The velocity of sound in air is given to be, \[{{c}_{s}}=330\,m{{s}^{-1}}\].
The angular velocity of the whistle is given to be: $\omega =15\ rad.{{s}^{-1}}$.
The radius of the circular motion followed by the whistle in the horizontal plane is: r=2m.
Therefore, the tangential velocity of the whistle will be: $v=\omega r$.
Therefore, $v=\omega r\Rightarrow v=15\times 2=30m.{{s}^{-1}}$.
When the whistle is moving towards the listener, the frequency of the whistle as heard by the listener is ${{f}_{2}}$given by: \[{{f}_{2}}={{f}_{0}}[\dfrac{{{c}_{s}}}{{{c}_{s}}-{{v}_{s}}}]\Rightarrow {{f}_{2}}=540[\dfrac{330}{330-30}]\Rightarrow {{f}_{2}}=540[\dfrac{330}{300}]Hz\].
Hence, the highest frequency of the whistle is: \[{{f}_{2}}=540[\dfrac{330}{300}]Hz\].
Similarly, when the whistle is moving away from the listener, the frequency of the whistle as heard by the listener is${{f}_{1}}$given by: \[{{f}_{1}}={{f}_{0}}[\dfrac{{{c}_{s}}}{{{c}_{s}}+{{v}_{s}}}]\Rightarrow {{f}_{1}}=540[\dfrac{330}{330+30}]\Rightarrow {{f}_{1}}=540[\dfrac{330}{360}]Hz.\]
Hence, the lowest frequency of the whistle is: \[{{f}_{1}}=540[\dfrac{330}{360}]Hz\].
We are asked to find the ratio of the highest to the lowest emitted frequency as heard by the listener. Hence, the ratio is: $\dfrac{{{f}_{2}}}{{{f}_{1}}}=\dfrac{540[\dfrac{330}{300}]}{540[\dfrac{330}{360}]}\Rightarrow \dfrac{{{f}_{2}}}{{{f}_{1}}}=\dfrac{360}{300}=1.2$.
Therefore, the solution is 1.2, which is Option C.

Note: From the solution, we can observe that the highest frequency of the whistle is when the whistle is travelling towards the listener.

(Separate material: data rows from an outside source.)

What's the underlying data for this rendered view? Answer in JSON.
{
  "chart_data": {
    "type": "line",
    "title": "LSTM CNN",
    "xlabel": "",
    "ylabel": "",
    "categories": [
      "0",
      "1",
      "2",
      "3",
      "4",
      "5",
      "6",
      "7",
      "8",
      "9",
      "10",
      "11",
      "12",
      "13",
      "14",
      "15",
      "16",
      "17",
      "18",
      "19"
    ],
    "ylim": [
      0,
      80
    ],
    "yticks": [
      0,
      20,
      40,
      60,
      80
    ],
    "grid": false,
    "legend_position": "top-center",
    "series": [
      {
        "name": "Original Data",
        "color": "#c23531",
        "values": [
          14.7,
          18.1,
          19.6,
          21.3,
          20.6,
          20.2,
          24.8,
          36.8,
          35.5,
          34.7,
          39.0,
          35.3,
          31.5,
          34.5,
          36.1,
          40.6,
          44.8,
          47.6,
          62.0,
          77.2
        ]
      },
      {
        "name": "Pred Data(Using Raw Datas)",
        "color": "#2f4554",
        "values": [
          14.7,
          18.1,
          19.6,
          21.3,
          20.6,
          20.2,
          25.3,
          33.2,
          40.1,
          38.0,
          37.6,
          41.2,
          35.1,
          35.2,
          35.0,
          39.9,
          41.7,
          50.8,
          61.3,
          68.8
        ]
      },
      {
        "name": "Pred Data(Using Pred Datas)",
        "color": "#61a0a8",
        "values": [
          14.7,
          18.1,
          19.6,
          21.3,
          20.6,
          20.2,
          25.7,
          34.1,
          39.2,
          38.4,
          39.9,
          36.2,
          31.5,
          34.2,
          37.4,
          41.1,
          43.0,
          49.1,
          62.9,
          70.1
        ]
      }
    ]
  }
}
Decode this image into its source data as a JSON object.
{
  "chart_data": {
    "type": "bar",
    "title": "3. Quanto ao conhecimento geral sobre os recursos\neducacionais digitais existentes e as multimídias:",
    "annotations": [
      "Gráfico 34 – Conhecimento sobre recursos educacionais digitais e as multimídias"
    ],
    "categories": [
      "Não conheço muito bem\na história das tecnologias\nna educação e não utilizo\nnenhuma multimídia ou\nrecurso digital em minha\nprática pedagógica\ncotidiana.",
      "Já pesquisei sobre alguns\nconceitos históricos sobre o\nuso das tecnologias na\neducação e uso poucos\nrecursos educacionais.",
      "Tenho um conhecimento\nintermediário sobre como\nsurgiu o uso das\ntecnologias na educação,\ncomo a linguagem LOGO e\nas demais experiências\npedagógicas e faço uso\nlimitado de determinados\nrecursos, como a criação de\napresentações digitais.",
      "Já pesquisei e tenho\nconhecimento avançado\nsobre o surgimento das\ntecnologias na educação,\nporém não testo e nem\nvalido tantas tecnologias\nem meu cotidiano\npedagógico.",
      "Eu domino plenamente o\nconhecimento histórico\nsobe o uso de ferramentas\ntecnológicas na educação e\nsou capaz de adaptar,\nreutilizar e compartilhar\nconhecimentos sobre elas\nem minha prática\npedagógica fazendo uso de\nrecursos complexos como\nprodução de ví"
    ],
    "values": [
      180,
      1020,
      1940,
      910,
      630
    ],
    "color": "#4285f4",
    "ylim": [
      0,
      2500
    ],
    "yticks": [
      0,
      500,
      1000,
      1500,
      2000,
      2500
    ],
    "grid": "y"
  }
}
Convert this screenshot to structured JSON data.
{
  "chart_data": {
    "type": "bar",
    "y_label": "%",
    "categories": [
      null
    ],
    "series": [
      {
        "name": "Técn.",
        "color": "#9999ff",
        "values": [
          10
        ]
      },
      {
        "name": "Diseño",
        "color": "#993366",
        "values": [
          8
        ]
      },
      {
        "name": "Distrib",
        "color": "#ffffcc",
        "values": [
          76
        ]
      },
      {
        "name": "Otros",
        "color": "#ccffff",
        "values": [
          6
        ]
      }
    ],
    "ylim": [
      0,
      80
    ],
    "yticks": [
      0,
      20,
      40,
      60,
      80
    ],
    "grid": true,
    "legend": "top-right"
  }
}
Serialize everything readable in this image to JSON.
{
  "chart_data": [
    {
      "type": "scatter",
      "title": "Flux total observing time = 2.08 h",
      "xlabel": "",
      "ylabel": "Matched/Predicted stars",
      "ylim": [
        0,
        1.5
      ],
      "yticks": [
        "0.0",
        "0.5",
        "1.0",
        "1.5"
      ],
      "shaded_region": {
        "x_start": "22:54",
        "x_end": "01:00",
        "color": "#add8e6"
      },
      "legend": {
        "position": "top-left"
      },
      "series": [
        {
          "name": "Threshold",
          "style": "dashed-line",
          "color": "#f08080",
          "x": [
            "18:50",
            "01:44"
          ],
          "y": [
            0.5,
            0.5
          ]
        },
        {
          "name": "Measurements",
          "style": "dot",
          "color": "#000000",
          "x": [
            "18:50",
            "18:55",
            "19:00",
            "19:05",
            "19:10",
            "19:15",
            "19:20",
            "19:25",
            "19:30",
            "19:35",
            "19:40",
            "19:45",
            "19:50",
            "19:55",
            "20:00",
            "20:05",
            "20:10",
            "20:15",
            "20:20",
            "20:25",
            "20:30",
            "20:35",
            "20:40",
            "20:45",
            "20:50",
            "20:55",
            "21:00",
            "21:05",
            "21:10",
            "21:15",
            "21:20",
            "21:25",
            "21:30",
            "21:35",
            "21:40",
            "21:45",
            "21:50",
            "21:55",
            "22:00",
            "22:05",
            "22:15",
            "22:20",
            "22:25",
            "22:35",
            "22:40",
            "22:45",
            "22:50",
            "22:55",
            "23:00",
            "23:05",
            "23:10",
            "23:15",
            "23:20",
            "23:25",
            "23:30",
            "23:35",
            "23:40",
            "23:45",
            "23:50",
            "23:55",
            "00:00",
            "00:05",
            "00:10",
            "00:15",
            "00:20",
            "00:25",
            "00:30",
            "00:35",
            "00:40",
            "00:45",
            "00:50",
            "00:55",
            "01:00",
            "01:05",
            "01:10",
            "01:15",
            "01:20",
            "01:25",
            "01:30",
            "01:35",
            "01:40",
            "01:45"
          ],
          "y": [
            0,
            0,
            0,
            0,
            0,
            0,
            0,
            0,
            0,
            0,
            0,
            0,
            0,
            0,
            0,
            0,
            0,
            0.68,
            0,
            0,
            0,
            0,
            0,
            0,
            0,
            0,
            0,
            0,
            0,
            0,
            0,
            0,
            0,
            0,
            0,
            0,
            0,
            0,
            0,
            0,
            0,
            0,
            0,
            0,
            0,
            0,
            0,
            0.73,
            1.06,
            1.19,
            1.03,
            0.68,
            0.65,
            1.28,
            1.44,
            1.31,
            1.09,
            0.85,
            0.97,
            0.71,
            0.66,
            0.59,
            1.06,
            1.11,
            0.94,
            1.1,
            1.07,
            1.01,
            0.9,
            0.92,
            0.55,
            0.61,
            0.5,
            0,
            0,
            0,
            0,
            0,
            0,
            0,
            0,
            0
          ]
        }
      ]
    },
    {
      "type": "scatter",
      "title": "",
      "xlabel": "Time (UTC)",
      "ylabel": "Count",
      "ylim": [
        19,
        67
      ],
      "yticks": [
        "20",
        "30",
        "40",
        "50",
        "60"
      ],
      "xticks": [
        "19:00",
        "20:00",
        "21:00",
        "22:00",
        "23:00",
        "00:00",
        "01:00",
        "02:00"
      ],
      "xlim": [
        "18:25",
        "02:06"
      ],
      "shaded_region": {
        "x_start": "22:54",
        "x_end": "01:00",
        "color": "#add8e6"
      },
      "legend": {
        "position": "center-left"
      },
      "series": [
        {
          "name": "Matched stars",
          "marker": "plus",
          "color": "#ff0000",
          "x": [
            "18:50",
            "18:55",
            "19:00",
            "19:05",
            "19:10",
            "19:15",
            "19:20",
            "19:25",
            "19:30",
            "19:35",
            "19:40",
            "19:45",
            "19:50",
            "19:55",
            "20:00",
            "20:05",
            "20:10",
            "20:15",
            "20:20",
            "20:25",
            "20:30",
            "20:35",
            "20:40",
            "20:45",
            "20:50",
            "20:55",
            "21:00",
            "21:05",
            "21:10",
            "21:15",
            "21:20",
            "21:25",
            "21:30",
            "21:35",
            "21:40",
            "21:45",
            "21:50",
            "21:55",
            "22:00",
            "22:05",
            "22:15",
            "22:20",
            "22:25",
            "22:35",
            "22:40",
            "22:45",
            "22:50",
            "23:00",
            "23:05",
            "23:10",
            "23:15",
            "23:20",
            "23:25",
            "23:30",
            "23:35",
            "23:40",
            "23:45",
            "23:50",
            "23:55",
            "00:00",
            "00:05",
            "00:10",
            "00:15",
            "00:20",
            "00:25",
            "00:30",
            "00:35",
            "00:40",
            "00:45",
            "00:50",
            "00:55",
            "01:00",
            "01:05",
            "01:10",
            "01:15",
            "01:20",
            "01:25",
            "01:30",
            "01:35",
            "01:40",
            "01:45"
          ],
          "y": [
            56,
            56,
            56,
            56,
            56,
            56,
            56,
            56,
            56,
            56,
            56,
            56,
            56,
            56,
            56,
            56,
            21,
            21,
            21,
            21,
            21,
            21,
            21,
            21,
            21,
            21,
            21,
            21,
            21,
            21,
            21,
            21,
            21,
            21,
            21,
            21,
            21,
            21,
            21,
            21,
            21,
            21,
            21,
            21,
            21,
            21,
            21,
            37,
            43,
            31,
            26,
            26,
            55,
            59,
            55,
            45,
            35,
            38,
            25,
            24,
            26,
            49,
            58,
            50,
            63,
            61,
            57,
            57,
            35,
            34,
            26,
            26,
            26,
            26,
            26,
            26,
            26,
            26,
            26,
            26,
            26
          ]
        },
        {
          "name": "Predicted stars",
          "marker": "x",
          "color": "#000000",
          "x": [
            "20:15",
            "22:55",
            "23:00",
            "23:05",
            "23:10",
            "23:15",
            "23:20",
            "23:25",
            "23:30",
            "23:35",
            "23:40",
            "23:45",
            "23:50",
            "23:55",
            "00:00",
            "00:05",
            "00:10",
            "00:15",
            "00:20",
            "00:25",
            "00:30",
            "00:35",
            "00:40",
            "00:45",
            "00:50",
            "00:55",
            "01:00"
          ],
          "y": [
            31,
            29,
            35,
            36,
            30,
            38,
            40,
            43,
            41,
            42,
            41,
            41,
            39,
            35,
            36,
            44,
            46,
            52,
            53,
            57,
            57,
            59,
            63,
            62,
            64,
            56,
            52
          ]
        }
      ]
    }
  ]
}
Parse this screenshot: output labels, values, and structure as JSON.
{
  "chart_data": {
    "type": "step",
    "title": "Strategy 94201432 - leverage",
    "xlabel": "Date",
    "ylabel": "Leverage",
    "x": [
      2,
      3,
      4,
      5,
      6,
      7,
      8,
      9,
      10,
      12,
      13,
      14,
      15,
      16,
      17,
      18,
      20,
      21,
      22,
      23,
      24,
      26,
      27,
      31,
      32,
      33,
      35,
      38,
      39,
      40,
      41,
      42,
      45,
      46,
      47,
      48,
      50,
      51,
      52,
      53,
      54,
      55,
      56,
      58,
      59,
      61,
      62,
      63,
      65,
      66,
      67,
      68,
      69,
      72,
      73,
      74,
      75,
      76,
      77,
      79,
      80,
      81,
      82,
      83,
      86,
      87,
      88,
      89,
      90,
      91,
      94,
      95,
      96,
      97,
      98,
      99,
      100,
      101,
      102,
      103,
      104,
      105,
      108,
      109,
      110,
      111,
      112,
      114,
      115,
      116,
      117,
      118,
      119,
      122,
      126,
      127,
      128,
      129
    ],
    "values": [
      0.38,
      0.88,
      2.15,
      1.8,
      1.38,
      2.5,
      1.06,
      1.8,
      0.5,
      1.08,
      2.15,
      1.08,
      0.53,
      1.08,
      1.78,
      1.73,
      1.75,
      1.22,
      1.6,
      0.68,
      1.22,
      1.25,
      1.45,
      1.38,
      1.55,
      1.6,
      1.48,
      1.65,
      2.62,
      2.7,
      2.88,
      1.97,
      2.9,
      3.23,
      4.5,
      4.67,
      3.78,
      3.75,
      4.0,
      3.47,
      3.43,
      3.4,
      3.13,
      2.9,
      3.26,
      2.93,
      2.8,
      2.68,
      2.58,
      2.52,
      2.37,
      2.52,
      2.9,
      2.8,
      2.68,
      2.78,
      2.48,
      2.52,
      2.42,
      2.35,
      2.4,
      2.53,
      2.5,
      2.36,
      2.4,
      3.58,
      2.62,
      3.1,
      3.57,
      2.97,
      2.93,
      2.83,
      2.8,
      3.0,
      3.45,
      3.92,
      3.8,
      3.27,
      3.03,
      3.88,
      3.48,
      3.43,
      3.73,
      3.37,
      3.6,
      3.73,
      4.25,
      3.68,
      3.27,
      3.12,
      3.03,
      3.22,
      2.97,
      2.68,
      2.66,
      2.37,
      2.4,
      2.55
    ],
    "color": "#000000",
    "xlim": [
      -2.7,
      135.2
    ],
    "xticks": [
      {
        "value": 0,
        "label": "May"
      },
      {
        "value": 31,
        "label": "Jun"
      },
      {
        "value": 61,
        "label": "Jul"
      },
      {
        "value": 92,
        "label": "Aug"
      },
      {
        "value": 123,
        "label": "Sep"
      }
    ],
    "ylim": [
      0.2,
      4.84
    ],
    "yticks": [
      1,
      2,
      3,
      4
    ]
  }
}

Hence, in the general scenario, when a source emitting sound travels towards a stationary listener, the listener hears the frequency of the sound to be higher than the original frequency of the sound emitted by the source.
Similarly, when the source is travelling away from the listener and emitting a sound, then the stationary listener finds the sound heard by him to be of a lesser frequency than the originally emitted sound by the source.